Game Pile: Dangerous Dave

I’m an advocate of the id Software influence in PC videogaming. Even if you don’t like them, any historical perspective on videogames has to accept that the FPS market, and therefore, id, are enormously important to the landscape of videogames today. I typically point to the sequence of work they did that pushed back technical boundaries, work like Wolfenstein, Doom and Quake, and of course, their surprise technical masterpiece, Commander Keen. Keen was an exceptional game, or were exceptional games, at the time, because of how they wrung smooth scrolling backgrounds and fast-loading levels from an EGA processor that was only slightly more advanced than a graphic calculator. It turned the 286 into a SNES, for at least one game, and that game was fun, interesting, bright and colourful as well. The game was also part of id’s meal ticket. Between Commander Keen 1, Marooned On Mars and Commander Keen 4, Goodbye Galaxy, they put this same engine to work in a few different ways – one of which was pursuing Tom Hall’s love of gore and horror films in the obscure work Dangerous Dave.

I’m not going to lie to you, I thought Dangerous Dave was an internal test name for the first rendition of the engine Carmack made and that was it. That three games came out under this label didn’t really surprise me – the id boys had an agreement with Softdisk that meant they had to release a game every month, and during this time some surprising and unremarkable games came out.

Dangerous Dave is one of those surprising and unremarkable games.

Most people remember John Carmack as the giant space brain of the id brain trust, but he was just one part of that geek machine. The other parts included John Romero, Tom Hall, and Adrian Carmack (no relation). These guys weren’t just four programmers working on games together, though, they were friends, insofar as the puissant alien thought-cloud that occupies the flesh of John Carmack could make friends. If you’ve ever read the book Masters of Doom you’ll find more details about it, but essentially, imagine Tom Hall as a primary art director never really emerging from the mindset of a twelve-year-old boy drawing bloody skeletons on the back of his schoolbooks. This isn’t to say there’s no place for that sort of thing – after all, it’s Tom’s obssession with excessive gore and ridiculous demonic imagery that powered the emblematic art direction of Doom. The problem is that it needs something to focus it.
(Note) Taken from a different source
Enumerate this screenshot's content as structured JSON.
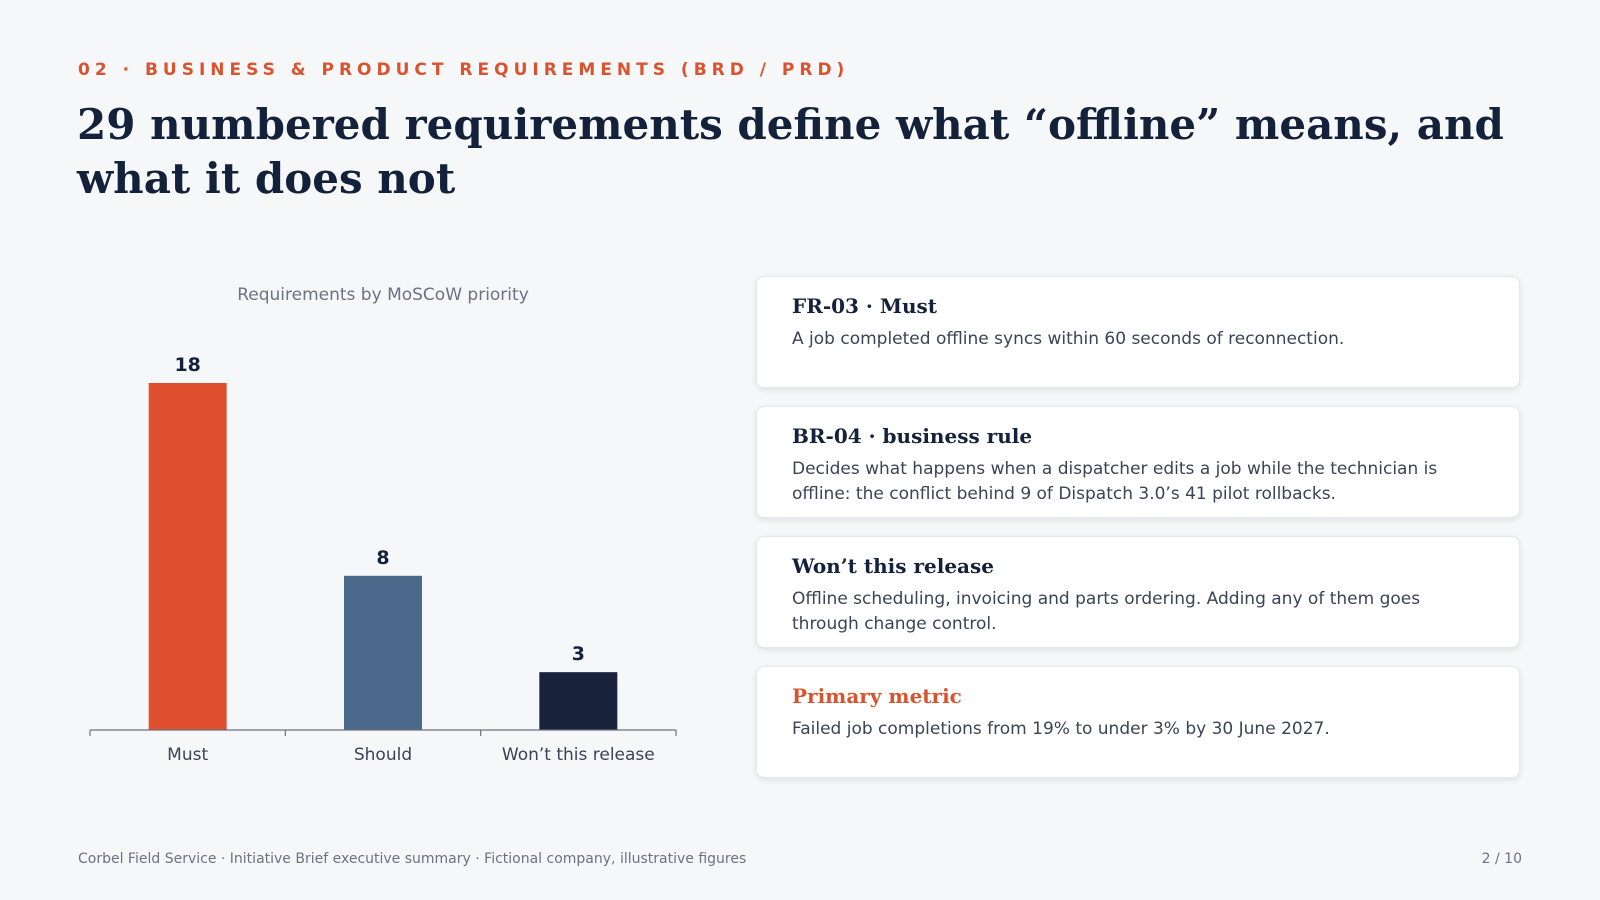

Dangerous Dave is basically Ted Nugent vs Tom Hall’s Favourite Horror Movie tropes, and what results is a game that’s interesting for about four minutes and tiresome for the remaining hours of gameplay. The main thing the game has to offer is that every time you’re killed by a monster, you’re treated to a ridiculous death animation in a little cut-away box – you can see Dave being stabbed in the eye, having his head torn off, being sliced into ribbons, burned to death, die by falling onto sharp spikes, die by falling onto nothing, and so on.

I guess the best summary for this game series is that one of them opens with a stop sign showing ‘Warning: Dark Humor Ahead’ and a picture of Dave’s grinning mug while he holds a shotgun. Tell me, when is the last time someone warned you about humour that then turned out to be funny? Aside from one Dara O’Briain stand-up bit, I’m pretty sure that doesn’t happen.

They’re not bad games, but they’re certainly not good. They’re overshadowed by the superior Keen games, which had better designed levels with more challenge, a better save/progress system, and less need to tell you how edgy and cool they are. Back when these games were new, I definitely understand their appeal. On the other hand, these days, you can download dozens of good, low-demand platformers that aren’t plagued by problematic bugs, bad load times and repetitive, grindy, trial-and-error gameplay. There are better games, for the same price, and the historical curiosity is the only real reason to pay attention to these games at all.

Verdict

Buy it if:

  • You desperately need the gameplay of Commander Keen 1-3 and those and other much better games aren’t an option.
  • You really like Tom Hall’s sense of humour.

Avoid it if:

  • Your computer can run any of the better indie platformers.